Bazen sis dağılıyor, uzağı göremesek de yakınlarımızdaki mandacı ve menfaat öncelikli ticaret birliklerini, A.B. fonlarından nemalanan vakıf ve dernekleri, P.K.K destekçilerini, şeriat devleti özlemi duyanları seçip not alabiliyoruz. Yine de sis tam dağılmadığından kimlerin kimlerle şer ittifakları yaptığını tam belirliyemiyoruz. Anlaşılan o ki A.B. dayatmaları ile veya A.B.D’yi arkalarına alarak emellerine daha çabuk ulaşacaklarına ikna edilmiş olanlar epey fazla. Bunlara hortumcular ile Türkiyelilik, mozayık söylevlerinde bulunanları ve diğer dinleri islâmla bir tutup misyonerlerin işini kolaylaştıranları da eklersek Türk milletinin işi oldukça zorlaşıyor.

İncirlik bataklığı kurutulamadı, P.K.K’ya lojistik destek verildiği ve peşmergelerin eğitilip kuzey Irak’ta görevlendirildiğini öğreniyoruz, Irak işgali ile tapu dairesi, nüfus müdürlükleri yağmalanıp, Irak Türk’ü devre dışı bırakıldı, iki kürt liderden biri devlet başkanı diğeri federasyon başkanı oldu. Yeni devletin polisi ile askerinin çoğunun İ.K.Y.B veya İ.K.D.P üyesi olduklarını basından okuyoruz. Irak Kürtleri merkez bankası kurup para basıyorlarmış, istihbarat teşkilatlarını kurup tutuklamalar yapıyorlarmış, gazete beyanatlarından öğrendiğimize göre Türk güvenlik güçleri ve ilgililer izliyorlarmış.

Son aylarda ülkemizi zora sokacak toplantı teşebbüsleri yanı sıra devlete karşı suç işleyenlerle devletimiz temsilcilerinin görüşmeler yaptıklarını, örgüt ve federasyon isteyen bez parçaları ile gösterilere şahit olduk, Yetişen yeni nesiller neden az duyarlı, Atatürk’ün öğretmenleri azalıyor mu?. Bundan sonraki nesilleri yetiştirecek Türk öğretmenlerine çok görev düşeceğine şüphe yok.

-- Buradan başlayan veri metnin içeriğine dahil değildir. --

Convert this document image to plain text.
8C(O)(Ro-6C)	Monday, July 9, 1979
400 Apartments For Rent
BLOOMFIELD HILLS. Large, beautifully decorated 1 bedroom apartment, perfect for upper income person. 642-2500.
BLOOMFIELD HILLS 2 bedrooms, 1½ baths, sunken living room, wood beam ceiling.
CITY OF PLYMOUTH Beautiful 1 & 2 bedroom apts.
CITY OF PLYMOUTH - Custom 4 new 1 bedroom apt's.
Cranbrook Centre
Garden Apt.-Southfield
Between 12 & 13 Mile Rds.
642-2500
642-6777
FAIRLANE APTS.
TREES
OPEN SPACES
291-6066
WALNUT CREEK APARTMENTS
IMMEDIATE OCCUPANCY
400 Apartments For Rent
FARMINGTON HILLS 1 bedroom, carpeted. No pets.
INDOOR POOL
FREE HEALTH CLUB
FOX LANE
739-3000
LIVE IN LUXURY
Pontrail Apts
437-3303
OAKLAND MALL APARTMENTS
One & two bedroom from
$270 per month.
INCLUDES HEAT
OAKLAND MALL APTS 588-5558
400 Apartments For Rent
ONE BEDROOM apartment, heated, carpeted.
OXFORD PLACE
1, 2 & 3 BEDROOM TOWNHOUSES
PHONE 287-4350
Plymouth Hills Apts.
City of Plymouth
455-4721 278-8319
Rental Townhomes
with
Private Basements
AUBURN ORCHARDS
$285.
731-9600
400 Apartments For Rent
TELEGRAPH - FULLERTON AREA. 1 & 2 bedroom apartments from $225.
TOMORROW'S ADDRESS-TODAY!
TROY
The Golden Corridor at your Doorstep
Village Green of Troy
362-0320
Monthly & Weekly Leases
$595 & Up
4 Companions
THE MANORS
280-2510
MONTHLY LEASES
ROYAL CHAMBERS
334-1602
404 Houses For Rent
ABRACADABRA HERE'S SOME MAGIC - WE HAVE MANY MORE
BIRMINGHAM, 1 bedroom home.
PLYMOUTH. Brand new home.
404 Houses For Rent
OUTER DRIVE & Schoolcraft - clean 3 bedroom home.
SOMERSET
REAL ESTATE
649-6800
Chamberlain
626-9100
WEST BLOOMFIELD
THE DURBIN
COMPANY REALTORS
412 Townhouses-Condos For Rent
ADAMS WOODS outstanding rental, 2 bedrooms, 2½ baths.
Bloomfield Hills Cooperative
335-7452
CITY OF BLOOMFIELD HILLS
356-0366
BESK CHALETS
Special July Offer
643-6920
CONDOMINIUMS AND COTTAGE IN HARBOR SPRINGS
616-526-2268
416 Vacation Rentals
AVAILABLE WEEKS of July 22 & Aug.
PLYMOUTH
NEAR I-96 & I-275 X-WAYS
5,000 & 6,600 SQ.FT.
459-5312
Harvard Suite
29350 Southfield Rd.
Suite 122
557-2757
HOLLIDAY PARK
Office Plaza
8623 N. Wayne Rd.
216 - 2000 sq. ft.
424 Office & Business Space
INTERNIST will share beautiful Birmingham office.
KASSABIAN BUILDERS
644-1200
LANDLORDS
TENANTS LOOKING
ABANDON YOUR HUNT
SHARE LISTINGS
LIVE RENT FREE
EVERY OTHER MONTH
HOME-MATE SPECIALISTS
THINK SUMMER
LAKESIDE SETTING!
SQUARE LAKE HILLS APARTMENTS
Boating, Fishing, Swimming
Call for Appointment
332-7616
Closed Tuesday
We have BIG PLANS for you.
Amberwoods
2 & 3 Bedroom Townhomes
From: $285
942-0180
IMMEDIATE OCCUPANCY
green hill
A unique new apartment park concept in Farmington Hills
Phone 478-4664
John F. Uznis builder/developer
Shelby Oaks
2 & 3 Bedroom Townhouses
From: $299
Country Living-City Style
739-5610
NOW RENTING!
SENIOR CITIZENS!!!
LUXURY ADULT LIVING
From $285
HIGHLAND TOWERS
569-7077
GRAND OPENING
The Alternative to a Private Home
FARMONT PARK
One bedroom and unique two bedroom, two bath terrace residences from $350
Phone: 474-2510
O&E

Sislerin içinden çıkmayı başardığımızda neler göreceğiz, Çanakkale önlerine yine mi gelecekler?, Bu milletin bağrından Yahya Çavuşlar, Seyit Onbaşılar, Yarbay Mustafa Kemaller, dün olduğu gibi yine çıkacaktır.

Ya İstiklâl ya ölüm diyenler hep var olacaktır, belki Avrupalı kâhinler Atilla’nın torununun çıkacağını bildiklerinden tedbir almaya çalışıyorlardır. Bizim için gerekli olan Türklük gurur ve şuurunu taşıyan yeni nesiller yetiştirip, Türk tarihi ve kültürünü tanıtıp, Türk varlığının ilelebet devamını sağlamak ve Türk’ü dünya gücü yapma yolunda mücadele etmektir.